Petraeus was the architect of the American counterinsurgency strategy in Afghanistan. He symbolized American will in the region. The new appointment effectively sidelines the general. By appointing Petraeus as CIA director (he is expected to assume the position in July), Obama has put the popular general in charge of a complex intelligence bureaucracy. From Langley, Petraeus can no longer be the authoritative military voice on the war effort in Afghanistan. Obama has retained Petraeus as a senior member of the administration while simultaneously isolating him.

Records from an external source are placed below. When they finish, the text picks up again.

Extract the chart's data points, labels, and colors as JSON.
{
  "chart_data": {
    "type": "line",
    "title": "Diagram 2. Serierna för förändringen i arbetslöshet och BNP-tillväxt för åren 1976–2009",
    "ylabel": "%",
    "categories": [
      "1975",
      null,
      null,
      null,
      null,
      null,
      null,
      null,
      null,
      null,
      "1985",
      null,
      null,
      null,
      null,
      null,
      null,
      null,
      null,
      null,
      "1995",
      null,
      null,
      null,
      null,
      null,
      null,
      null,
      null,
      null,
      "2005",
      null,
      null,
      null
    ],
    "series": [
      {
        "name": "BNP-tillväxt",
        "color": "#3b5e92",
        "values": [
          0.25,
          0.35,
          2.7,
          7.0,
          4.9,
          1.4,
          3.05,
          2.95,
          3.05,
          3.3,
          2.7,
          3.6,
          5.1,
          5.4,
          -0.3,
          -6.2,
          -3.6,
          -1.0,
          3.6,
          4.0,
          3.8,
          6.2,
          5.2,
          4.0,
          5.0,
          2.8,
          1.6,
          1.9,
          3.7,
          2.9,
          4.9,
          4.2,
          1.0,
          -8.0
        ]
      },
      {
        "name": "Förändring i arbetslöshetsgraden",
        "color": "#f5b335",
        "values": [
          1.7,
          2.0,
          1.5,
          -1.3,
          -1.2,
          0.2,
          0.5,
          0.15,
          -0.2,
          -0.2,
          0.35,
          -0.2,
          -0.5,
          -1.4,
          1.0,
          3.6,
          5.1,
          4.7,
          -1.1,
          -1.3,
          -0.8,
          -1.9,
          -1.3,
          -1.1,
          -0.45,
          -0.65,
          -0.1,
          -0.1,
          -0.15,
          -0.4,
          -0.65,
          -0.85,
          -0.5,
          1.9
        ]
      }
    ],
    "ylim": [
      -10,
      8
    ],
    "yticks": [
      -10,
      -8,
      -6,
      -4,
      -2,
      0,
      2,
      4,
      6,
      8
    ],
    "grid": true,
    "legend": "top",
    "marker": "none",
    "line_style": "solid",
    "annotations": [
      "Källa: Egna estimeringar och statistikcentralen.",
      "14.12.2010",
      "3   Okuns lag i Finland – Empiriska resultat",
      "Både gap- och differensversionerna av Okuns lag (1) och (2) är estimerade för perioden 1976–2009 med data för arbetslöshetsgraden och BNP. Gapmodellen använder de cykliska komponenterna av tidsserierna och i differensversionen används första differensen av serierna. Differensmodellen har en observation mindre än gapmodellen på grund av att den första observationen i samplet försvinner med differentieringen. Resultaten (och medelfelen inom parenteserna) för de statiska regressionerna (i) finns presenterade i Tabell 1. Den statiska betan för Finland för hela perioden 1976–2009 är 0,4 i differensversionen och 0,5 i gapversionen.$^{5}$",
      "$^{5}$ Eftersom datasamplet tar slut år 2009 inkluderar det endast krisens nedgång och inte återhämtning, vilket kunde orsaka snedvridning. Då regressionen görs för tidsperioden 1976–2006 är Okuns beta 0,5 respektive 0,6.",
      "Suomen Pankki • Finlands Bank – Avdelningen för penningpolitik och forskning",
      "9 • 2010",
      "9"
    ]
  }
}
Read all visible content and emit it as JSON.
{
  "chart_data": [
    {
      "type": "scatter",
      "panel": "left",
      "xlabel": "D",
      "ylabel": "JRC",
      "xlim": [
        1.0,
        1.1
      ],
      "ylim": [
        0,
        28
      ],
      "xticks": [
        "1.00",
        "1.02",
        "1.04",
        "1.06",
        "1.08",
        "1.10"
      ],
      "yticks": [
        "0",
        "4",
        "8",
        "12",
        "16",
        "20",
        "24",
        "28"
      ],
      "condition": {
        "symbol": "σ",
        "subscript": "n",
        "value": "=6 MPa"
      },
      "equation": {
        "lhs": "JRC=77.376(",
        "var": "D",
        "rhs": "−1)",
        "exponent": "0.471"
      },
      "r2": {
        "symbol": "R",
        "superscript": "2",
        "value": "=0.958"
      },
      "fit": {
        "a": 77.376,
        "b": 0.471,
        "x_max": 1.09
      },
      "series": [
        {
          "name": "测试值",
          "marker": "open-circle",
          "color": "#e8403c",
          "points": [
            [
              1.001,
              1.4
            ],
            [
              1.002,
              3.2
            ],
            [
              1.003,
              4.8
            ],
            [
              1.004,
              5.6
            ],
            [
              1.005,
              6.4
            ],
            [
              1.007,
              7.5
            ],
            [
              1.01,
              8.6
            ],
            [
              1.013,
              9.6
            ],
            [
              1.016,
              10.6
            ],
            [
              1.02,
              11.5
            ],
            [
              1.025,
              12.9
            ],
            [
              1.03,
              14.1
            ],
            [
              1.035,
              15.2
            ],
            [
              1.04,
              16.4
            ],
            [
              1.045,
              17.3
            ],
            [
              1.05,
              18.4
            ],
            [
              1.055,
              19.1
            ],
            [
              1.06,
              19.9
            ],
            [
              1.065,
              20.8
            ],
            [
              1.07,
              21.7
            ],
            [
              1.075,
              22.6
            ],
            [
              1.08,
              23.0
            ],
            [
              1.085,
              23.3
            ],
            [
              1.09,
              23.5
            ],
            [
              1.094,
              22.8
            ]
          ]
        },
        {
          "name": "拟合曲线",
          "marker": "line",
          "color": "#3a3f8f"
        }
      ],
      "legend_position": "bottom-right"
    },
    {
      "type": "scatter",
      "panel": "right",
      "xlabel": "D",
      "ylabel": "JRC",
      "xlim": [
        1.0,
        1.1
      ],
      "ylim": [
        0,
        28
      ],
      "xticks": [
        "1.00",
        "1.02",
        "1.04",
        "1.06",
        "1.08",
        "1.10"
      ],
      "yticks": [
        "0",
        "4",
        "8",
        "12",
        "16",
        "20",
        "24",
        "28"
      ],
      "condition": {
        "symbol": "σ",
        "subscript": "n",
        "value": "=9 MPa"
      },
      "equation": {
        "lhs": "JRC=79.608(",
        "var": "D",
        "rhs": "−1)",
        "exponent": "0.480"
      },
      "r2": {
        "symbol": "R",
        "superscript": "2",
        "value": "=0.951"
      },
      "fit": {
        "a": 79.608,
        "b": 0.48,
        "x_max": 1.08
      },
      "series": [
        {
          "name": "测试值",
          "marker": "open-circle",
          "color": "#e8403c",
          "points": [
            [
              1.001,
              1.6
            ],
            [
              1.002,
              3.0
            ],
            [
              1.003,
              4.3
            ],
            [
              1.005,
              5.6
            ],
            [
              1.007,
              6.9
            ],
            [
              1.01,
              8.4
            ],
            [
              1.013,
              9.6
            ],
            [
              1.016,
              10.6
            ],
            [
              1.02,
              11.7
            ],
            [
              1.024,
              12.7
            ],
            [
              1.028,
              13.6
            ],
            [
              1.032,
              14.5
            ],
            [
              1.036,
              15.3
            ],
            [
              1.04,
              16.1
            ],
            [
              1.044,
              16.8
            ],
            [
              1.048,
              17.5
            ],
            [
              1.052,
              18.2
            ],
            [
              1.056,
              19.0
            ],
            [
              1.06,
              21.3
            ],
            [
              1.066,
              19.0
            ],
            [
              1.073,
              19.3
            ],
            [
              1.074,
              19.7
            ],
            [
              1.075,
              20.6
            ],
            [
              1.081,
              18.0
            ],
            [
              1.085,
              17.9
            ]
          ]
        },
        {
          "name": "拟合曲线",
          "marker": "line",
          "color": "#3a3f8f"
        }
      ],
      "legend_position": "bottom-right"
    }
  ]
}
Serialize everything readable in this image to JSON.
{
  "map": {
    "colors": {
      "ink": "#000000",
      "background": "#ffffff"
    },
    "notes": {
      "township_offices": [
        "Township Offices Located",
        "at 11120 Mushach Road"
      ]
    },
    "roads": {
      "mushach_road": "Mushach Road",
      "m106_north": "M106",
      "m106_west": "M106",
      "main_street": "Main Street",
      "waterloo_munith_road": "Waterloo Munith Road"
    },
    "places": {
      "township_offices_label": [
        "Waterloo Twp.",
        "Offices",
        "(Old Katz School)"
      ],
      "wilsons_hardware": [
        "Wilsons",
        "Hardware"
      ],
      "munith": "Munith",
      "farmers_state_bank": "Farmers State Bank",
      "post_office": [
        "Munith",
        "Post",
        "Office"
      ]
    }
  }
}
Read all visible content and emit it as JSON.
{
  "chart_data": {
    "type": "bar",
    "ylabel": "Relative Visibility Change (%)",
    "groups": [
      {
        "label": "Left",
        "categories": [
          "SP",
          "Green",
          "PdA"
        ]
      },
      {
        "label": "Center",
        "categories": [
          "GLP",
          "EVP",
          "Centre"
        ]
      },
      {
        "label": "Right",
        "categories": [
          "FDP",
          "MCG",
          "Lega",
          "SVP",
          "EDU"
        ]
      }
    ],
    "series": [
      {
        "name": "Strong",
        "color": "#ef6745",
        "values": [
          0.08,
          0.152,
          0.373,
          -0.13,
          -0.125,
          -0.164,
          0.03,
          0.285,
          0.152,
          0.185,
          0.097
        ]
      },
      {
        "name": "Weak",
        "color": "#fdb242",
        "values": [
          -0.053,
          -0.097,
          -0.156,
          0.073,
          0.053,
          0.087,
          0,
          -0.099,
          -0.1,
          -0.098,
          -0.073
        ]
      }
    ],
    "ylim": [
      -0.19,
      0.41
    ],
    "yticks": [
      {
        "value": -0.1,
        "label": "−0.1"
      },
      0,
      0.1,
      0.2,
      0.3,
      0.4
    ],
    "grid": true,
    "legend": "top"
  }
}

Together, the two steps open the door for serious consideration of an accelerated withdrawal of most U.S. forces from Afghanistan. The U.S. political leadership faced difficulty in shaping an exit strategy from Afghanistan with Petraeus in command because the general continued to insist that the war was going reasonably well. Whether or not this accurately represented the military campaign (and we tend to think that the war had more troubles than Petraeus was admitting), Petraeus’ prestige made it difficult to withdraw over his objections.
Petraeus is now being removed from the Afghanistan picture. Bin Laden has already been removed. With his death, an argument in the United States can be made that the U.S. mission has been accomplished and that, while there may be room for some manner of special-operations counterterrorism forces, the need for additional U.S. troops in Afghanistan no longer exists. It is difficult to ignore the fact that bin Laden was killed, not in Afghanistan, but deep within Pakistani borders. With the counterterrorism mission in Afghanistan dissipating, the nation-building mission in Afghanistan becomes unnecessary and nonessential. In addition, with tensions in the Persian Gulf building in the lead-up to the withdrawal of U.S. forces from Iraq, ending the war in Afghanistan critically releases U.S. forces for operations elsewhere. It is therefore possible for the United States to consider an accelerated withdrawal in a way that wasn’t possible before.
We are not saying that bin Laden’s death and Petraeus’ new appointment are anything beyond coincidental. We are saying that the confluence of the two events creates politically strategic opportunities for the U.S. administration that did not exist before, the most important of which is the possibility for a dramatic shift in U.S. strategy in Afghanistan.